= Sumitra Sen =

Indian Bengali singer (1933–2023)

Sumitra Sen (7 March 1933 – 3 January 2023) was an Indian Bengali singer and an exponent of Rabindra Sangeet. Her rendition style popularised Tagore's songs without losing the original notations.

== Career ==
Sen started her singing career in 1951 with two Nazrulgeetis, 'Gother rakhal bole de re' and 'Bedonar bedi tole'. Her famous songs include one with Pratima Banerjee, 'Aamtalay jhamur jhumur'. She also sang folk songs. But she is known for her Rabindra Sangeet renditions, which carved a niche for her. She recorded over 150 Tagore songs. She also lent her voice to popular stage productions like Shyama, Shaapmochon, Balmiki Pratibha, and Barshamangal, as well as to 16 movies in Tollywood. Her rendition of 'Mago tobo bine sangeeto premo lalito' for Pankaj Mullick's 'Mahisashuramardini' created history said Jayati Chakraborty, another well-known Bengali singer in an obit in Times of India. She was associated with institutes of eminence related to Tagore like the Rabindra Bharati University and many others.

== Death and legacy ==
Sen died at her Ballygunge home on 3 January 2023, at the age of 89. She was survived by her two daughters, Indrani and Sraboni, who are also well-known Bengali singers.
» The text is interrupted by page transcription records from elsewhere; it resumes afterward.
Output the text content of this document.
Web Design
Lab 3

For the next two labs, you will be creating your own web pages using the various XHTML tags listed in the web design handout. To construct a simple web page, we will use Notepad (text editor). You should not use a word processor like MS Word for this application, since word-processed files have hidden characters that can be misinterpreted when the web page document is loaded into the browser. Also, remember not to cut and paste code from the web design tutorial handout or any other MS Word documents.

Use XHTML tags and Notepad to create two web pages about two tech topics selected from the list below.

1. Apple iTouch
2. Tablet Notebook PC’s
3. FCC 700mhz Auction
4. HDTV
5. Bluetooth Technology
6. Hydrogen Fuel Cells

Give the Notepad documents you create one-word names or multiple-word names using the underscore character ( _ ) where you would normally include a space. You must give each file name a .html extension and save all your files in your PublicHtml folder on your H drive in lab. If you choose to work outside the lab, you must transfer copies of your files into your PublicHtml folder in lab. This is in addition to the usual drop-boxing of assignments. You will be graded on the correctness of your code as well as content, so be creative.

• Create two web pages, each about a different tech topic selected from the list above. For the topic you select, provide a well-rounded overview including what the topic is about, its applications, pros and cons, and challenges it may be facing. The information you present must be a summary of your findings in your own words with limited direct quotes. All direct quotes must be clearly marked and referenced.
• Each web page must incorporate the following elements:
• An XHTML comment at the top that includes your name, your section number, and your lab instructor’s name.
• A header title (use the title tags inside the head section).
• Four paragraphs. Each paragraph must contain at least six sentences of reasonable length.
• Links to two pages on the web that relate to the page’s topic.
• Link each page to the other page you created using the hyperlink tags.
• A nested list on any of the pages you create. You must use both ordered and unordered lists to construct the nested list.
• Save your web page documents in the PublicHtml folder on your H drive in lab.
At the time of her death she had been suffering from broncho-pneumonia issues for some time. She had many students and followers. West Bengal Chief Minister Mamata Banerjee expressed condolences to the bereaved family.

== Awards ==
- Sen was awarded Sangeet Mahasamman by West Bengal government in 2012.
- Sangeet Natak Academy award for lifetime contribution.

== Book ==
Smritisudhaay. (2016) Memoirs of Sumitra Sen.